The first place I look at with this movie is the script, or should I say, lack there of. The movie has absolutely no rhythm to it. The dialogue makes little sense, and every so often, it honestly look like John McClane Sr. (Bruce Willis), and Jack McClane (Jai Courtney) were awkwardly making stuff up on the run. There was a constant thread of “alright let’s go get these guys!” or “times to kill some bad guys!” that literally made me squirm in my seat.
The action means nothing in the movie. In so many classic Die Hard scenes, the gun fights are innovative, with music that matches it perfectly, making for an incredibly entertaining scene. In A Good Day to Die Hard, the action scenes consist of a poorly shot car chase scene that pales in comparison to anything done in the Bourne franchise. The explosions and gun shots merely serve to move the story along, though there really isn’t any story. We know McClaine is in Russia to get his son, but when they are thrown into danger, it is never really explained why.

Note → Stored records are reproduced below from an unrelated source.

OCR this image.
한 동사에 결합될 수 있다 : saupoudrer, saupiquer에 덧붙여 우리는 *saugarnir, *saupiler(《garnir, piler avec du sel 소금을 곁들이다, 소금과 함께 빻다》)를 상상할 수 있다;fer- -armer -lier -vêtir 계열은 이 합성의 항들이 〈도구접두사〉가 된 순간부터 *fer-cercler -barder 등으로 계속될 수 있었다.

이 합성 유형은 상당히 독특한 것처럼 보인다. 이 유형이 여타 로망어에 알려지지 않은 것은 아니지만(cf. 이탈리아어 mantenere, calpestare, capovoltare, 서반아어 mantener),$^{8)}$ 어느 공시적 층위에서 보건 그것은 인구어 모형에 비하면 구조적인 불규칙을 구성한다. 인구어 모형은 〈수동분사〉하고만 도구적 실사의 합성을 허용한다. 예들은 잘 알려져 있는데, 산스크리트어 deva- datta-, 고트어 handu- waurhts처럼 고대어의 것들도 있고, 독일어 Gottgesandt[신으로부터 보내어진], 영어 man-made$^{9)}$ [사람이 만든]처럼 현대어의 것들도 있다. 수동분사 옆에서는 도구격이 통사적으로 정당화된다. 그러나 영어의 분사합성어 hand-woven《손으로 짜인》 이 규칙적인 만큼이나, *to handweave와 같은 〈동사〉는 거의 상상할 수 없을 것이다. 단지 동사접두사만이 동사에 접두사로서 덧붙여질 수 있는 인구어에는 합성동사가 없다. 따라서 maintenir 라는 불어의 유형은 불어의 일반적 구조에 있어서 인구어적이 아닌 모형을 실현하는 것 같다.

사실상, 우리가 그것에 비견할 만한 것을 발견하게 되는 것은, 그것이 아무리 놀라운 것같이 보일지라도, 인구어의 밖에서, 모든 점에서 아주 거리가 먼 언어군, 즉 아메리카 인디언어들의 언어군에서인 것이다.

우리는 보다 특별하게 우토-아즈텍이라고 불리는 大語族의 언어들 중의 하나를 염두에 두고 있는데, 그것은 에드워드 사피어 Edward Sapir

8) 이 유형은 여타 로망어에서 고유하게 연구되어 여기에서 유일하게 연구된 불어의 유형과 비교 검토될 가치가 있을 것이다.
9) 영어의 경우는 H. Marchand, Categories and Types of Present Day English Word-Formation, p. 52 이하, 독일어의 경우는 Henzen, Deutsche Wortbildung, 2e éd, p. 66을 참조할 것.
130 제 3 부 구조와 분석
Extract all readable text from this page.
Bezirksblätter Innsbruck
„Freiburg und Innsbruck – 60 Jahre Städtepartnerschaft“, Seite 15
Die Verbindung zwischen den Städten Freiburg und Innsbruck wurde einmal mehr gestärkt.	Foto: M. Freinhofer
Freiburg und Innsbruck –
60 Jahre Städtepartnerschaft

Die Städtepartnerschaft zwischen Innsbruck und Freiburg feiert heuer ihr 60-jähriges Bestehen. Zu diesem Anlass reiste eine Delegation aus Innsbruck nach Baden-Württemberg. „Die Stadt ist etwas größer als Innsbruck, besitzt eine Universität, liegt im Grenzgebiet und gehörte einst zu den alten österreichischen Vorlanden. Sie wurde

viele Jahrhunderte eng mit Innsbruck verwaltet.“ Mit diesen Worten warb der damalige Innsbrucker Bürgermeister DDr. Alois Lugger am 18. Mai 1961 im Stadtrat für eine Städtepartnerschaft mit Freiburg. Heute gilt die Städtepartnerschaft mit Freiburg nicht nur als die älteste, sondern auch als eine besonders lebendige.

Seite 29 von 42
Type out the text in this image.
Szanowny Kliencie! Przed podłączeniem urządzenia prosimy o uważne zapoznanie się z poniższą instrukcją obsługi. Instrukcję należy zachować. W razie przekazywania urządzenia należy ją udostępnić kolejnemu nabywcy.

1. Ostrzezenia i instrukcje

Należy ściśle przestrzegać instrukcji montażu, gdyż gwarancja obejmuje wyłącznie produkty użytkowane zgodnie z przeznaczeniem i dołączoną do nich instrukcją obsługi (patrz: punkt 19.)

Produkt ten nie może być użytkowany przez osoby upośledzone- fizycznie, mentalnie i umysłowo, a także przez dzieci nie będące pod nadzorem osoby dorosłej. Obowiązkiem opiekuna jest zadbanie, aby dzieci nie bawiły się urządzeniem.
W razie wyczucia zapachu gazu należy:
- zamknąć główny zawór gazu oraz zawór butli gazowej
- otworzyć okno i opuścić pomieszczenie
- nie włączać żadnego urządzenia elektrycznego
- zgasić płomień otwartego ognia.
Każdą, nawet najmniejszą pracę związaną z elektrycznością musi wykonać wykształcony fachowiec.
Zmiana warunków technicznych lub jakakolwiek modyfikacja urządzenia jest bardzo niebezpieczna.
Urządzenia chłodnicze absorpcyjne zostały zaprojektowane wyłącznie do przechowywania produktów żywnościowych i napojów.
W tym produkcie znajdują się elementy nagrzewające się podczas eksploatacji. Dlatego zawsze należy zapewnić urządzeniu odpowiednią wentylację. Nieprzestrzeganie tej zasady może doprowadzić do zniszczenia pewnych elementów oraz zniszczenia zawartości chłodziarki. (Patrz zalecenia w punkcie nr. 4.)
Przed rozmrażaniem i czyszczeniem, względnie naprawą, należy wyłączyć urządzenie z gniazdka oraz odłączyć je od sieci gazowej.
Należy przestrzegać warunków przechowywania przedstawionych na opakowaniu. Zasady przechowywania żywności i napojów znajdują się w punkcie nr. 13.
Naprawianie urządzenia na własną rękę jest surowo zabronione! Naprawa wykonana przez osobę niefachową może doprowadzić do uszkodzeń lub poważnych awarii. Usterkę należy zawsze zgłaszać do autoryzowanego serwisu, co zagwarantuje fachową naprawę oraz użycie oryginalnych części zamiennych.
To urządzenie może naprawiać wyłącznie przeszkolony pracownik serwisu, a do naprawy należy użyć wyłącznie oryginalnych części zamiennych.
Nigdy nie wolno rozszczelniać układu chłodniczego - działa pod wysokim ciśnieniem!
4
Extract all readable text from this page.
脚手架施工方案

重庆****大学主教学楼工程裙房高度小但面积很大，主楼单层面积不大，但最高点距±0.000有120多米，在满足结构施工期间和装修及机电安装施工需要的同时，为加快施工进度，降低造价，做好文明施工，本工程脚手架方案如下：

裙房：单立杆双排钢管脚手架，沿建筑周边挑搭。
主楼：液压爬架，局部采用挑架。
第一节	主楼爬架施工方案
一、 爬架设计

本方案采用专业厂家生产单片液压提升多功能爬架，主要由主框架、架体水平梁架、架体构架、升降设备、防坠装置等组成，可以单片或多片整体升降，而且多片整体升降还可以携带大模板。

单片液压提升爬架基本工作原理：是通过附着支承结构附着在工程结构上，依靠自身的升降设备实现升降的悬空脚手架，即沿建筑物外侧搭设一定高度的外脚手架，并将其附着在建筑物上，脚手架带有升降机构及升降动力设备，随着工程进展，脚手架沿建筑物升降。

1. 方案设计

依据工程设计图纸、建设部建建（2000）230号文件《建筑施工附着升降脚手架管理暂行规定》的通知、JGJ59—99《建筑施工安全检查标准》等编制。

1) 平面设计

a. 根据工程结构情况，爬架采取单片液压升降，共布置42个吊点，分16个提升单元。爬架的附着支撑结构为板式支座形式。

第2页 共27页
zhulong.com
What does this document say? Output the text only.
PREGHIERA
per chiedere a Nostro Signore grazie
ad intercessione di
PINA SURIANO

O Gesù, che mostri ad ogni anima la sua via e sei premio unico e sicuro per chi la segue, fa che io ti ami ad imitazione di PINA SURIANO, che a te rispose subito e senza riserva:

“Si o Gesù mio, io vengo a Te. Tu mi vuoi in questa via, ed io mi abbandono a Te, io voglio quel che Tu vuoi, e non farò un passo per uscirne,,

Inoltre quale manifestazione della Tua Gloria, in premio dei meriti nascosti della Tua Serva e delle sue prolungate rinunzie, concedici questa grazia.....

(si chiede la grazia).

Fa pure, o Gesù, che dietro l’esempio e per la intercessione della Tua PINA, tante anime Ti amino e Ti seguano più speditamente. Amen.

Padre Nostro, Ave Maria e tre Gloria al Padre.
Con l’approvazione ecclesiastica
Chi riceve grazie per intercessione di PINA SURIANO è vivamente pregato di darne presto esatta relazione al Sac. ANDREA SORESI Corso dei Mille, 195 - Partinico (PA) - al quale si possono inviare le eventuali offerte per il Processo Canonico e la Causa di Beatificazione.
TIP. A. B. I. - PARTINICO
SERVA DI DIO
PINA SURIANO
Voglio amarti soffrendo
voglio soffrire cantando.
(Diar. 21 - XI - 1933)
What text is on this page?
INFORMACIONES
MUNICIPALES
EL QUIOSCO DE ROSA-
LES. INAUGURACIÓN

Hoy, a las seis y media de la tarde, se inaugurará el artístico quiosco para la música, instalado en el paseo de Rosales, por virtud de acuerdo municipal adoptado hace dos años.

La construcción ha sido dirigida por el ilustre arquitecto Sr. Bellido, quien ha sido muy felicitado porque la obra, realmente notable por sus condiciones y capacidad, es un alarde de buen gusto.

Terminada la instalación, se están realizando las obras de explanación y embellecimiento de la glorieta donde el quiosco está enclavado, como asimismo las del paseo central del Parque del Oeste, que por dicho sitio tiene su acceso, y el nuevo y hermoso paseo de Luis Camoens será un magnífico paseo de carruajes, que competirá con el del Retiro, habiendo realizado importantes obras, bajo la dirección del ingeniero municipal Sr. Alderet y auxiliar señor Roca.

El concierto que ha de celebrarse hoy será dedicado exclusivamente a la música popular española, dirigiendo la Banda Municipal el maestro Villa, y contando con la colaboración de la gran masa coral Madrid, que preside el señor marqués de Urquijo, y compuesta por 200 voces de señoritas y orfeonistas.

And the villain Oh man. This is the thing that upsets me most about this garbage on a screen. In past Die Hard movies, a memorable villain was always one of the key points. Of course, there’s the memorable original bad guy: Alan Rickman as Hans Gruber. You bring back his on screen brother with Simon Gruber, played by Jeremy Irons. I even liked Timothy Olyphant as the new age villain in Live Free or Die Hard.
The villain in this abomination is Komarov (Sebastian Koch). Sound intimidating? He’s not. In fact, I had to look the character’s name up on IMDB, as I had no idea what it was 20 seconds after the movie. It is never clear what their goal is. Of course they are looking for treasure, but unlike in any other Die Hard movies, there is no sense of threat to the outer world at any time. The story is mindnumbingly simple, boring, and poorly executed. Bad guy wants something. Good guy stops him. What’s funny is those simple sentences sound identical to half the dialogue in the movie.
This movie tries so hard to remind you that you are actually watching a movie with John McClane in it. His name is dropped so often, it’s sad. The fact that this trash will go down even in the same sentence as it’s predassors is literally disheartening. Please stop this franchise before you drive it through eighteen more stories of crap. Don’t waste your time or money with this movie.